At Paul’s beach, Ocean Park South, molts make up most of the wrack line.
Dungeness Crabs begin as tiny, shrimp-like zooplankton, that live throughout the water column. At the onset of downwelling in the fall, ocean currents push larval crabs inshore, where the bigger, tail-less versions become important prey for larger predators like salmon.

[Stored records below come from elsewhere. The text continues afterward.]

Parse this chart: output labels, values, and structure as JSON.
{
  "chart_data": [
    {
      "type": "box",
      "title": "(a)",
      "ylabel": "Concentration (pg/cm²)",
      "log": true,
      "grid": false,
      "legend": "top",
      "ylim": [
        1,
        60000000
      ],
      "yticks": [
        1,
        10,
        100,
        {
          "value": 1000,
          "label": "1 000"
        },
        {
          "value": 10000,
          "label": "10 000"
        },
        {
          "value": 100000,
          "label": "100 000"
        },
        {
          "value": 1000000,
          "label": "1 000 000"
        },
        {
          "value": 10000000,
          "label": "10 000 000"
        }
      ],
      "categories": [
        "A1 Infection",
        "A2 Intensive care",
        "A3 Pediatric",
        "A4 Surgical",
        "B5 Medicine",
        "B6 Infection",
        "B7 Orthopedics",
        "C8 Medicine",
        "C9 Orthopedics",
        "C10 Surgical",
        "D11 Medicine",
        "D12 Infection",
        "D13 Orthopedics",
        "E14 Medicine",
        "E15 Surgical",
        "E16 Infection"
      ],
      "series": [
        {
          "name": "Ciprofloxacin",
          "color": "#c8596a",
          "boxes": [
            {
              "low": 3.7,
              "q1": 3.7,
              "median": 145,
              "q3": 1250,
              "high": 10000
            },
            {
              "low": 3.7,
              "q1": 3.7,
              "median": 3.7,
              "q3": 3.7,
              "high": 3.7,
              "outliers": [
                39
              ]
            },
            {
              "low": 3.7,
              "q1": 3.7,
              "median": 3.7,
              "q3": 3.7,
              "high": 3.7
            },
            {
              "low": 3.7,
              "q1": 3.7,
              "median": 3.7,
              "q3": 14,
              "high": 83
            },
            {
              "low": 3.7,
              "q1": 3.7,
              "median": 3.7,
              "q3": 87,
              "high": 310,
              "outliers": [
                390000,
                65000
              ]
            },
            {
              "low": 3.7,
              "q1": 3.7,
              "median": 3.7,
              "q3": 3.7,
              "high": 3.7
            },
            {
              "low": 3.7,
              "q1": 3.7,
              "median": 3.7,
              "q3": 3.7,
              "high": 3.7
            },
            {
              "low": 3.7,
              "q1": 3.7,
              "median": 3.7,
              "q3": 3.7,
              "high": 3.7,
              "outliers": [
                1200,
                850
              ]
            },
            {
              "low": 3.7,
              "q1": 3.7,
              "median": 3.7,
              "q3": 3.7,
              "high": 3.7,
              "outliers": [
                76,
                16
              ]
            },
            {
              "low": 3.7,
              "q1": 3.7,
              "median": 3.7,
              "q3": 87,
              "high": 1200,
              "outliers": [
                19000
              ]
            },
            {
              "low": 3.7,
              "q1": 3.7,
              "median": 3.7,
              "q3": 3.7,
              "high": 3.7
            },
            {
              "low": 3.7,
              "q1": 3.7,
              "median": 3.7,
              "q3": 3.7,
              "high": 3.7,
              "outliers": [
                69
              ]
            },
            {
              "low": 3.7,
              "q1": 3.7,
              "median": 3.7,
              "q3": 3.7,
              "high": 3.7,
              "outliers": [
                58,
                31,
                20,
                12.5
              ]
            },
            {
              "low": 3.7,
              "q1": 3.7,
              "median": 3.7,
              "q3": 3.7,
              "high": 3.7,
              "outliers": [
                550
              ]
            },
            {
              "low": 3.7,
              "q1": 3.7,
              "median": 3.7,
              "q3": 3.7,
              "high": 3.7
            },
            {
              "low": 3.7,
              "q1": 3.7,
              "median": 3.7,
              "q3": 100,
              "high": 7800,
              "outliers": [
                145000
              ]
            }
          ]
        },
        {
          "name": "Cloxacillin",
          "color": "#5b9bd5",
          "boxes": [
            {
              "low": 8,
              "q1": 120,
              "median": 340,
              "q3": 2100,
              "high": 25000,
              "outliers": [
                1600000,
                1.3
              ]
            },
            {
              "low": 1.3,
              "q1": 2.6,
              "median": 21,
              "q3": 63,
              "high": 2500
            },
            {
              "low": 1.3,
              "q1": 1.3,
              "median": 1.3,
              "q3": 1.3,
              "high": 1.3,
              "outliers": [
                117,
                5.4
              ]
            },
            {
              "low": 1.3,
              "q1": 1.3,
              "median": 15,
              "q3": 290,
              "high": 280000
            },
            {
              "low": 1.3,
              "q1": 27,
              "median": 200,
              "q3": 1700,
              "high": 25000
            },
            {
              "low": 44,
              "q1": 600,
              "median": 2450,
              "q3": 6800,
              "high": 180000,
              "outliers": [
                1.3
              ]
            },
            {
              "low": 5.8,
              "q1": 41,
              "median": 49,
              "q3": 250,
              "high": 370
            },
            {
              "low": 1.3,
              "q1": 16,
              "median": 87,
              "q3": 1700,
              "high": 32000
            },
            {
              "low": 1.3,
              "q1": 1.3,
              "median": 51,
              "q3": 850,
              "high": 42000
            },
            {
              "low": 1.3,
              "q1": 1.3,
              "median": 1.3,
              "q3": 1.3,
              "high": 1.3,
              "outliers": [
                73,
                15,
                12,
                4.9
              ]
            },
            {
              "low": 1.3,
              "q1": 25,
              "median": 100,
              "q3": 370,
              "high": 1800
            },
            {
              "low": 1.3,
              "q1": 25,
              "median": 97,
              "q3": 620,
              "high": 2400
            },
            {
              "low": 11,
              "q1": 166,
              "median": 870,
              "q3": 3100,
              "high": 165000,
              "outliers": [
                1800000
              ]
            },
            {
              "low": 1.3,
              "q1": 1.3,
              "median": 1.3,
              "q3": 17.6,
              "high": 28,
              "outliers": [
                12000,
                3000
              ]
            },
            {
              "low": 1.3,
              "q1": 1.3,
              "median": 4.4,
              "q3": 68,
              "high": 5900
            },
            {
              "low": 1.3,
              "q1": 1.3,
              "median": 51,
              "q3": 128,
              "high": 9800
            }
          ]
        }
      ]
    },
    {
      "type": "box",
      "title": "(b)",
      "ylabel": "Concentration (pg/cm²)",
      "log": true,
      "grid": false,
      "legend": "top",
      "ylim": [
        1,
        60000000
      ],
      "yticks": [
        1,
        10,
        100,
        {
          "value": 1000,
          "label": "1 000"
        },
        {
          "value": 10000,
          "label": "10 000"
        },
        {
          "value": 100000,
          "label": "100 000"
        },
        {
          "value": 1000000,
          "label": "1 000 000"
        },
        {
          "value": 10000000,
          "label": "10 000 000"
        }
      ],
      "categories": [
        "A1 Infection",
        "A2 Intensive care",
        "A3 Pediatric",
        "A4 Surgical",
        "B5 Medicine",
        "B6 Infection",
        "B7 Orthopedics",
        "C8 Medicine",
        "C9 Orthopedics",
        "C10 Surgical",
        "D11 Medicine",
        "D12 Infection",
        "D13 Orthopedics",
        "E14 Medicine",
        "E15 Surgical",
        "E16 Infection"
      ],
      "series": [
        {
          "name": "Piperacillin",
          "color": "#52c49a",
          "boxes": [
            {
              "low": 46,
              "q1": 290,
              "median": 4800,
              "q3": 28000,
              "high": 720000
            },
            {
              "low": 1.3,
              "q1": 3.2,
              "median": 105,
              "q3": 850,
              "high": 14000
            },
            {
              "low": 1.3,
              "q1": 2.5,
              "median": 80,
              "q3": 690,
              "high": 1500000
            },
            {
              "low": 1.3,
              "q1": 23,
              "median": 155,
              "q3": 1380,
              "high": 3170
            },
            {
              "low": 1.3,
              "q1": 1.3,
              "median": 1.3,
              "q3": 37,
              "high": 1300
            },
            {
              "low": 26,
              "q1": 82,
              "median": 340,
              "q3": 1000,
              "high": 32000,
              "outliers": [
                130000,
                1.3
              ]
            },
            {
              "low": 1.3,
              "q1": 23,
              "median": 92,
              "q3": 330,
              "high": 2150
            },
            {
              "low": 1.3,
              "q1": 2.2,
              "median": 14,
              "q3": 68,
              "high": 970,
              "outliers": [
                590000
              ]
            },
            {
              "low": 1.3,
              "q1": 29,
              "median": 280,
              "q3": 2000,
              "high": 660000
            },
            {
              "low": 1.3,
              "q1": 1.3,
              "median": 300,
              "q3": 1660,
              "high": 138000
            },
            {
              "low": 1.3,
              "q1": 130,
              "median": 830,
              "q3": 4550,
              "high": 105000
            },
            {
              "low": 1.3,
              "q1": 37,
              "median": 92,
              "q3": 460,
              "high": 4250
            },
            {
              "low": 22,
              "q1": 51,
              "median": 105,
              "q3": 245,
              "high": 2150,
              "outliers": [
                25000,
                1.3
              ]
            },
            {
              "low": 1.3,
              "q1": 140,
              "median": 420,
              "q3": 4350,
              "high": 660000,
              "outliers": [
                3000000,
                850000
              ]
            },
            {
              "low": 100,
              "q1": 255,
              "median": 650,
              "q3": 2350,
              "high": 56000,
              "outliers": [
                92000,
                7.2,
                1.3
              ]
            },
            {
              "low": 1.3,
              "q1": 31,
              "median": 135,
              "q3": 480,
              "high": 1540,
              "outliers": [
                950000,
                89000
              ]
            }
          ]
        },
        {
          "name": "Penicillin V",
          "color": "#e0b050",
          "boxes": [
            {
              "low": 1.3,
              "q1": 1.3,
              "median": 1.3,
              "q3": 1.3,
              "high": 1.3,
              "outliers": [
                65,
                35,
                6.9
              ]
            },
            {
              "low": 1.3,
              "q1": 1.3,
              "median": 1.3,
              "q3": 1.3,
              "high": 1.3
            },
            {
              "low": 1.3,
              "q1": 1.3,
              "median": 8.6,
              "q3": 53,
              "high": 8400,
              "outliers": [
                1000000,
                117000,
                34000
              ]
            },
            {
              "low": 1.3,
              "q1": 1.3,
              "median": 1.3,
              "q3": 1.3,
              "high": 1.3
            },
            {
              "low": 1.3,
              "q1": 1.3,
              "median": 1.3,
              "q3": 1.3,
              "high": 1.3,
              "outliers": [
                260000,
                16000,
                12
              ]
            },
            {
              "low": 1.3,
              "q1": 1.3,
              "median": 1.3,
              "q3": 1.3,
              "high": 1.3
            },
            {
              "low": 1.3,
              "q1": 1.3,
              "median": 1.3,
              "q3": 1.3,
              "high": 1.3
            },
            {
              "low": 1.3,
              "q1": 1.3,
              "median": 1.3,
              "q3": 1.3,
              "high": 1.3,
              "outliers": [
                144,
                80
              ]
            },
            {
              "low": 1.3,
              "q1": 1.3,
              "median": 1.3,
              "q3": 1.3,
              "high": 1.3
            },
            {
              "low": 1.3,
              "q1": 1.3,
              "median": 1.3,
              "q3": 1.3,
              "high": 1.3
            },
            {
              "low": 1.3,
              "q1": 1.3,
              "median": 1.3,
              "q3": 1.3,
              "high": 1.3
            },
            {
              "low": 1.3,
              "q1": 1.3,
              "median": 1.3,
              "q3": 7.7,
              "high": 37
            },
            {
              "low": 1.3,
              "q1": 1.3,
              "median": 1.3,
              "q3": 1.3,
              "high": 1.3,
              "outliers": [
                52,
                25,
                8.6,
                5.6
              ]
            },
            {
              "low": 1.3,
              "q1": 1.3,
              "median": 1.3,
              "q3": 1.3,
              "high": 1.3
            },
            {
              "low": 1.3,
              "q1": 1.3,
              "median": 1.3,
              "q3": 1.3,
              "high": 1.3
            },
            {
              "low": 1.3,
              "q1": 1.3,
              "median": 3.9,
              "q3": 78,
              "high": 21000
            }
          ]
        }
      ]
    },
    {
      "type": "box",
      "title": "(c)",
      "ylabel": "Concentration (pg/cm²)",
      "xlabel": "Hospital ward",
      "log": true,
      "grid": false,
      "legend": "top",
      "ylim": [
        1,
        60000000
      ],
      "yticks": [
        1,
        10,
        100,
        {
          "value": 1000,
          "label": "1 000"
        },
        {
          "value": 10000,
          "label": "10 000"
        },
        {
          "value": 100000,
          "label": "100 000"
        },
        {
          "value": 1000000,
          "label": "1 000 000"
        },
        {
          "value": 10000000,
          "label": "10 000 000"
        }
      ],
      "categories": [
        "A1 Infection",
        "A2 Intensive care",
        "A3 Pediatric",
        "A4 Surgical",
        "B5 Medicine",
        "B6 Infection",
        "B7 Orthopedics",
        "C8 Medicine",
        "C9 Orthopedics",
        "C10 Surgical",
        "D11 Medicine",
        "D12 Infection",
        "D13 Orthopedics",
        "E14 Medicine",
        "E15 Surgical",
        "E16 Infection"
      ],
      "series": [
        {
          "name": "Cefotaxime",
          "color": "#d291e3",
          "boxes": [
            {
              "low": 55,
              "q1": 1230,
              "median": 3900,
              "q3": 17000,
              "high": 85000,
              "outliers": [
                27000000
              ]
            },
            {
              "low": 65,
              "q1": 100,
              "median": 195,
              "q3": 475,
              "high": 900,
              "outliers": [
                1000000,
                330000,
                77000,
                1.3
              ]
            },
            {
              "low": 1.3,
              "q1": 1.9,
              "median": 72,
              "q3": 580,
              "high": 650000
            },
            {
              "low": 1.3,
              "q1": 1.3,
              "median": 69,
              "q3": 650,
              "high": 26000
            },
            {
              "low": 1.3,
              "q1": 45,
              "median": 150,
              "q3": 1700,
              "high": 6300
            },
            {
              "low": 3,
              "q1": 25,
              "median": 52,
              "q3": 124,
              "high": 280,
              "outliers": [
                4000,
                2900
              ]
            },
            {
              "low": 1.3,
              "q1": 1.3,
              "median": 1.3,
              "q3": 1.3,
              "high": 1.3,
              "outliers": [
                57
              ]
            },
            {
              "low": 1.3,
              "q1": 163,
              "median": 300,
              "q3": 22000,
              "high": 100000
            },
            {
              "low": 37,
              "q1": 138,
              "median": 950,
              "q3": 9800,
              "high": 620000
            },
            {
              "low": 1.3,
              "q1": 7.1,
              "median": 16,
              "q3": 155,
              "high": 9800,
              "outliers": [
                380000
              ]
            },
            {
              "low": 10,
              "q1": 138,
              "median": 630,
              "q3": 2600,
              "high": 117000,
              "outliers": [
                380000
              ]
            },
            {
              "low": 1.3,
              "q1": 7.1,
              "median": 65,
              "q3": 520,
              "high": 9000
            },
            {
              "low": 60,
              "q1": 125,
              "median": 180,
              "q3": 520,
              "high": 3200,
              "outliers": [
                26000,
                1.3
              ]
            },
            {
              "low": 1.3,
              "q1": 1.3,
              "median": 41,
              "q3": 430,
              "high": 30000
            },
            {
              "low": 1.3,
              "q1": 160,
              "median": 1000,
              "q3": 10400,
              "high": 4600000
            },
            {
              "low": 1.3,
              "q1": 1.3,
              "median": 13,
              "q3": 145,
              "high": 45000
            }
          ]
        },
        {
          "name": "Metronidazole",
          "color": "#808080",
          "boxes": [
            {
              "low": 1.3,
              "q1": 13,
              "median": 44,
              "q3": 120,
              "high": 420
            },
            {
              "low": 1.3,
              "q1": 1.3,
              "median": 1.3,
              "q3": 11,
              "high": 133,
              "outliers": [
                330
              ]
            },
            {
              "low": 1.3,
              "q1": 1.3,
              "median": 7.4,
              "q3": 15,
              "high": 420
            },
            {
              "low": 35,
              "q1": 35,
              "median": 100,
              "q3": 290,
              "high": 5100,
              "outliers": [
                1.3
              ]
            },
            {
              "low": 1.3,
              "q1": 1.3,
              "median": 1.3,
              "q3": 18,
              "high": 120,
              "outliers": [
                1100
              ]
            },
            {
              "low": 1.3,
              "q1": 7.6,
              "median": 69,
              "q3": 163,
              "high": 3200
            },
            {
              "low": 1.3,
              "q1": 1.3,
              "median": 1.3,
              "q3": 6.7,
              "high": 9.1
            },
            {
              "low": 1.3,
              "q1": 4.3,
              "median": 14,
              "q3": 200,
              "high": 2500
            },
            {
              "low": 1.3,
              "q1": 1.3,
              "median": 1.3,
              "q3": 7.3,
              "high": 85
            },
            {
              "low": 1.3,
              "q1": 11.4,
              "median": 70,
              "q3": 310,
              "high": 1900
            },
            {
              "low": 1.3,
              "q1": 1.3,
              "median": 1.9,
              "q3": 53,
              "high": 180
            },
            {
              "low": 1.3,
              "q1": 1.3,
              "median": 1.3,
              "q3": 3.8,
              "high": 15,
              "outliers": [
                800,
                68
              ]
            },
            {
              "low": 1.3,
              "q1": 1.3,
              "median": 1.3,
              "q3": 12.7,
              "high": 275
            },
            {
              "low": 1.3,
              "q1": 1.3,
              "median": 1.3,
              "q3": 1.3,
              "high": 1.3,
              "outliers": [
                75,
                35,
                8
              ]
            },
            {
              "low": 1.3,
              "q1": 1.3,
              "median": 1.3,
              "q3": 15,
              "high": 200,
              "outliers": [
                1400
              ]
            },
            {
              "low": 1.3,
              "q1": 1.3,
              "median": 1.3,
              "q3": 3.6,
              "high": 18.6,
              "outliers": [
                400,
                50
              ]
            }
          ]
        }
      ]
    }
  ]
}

From there, the tiny crabs (looking much more crab-like now!) settle down in protected areas, hopefully out of site of snacking adult crabs. In the first two years of life, these tiny guys molt as many as six times per year. Adult females molt in the spring (now!), males in the late summer, usually all-at-one, which gives the impression of a big crab die-off. But make no mistake! These lightweight leftovers are either upper body shells only, or some combination of shells, legs gills, antennae, and mouthparts, but no guts.
The most striking instance we’ve seen occurred on Shi Shi (northern Washington Coast) in July 2011, with thousands to tens-of-thousands of molts were found on a single beach. Seen something like this on your beach? Lay down your ruler and snap a photo – we’d love to see.
Sue documented this molting event on Shi Shi in the summer of 2011.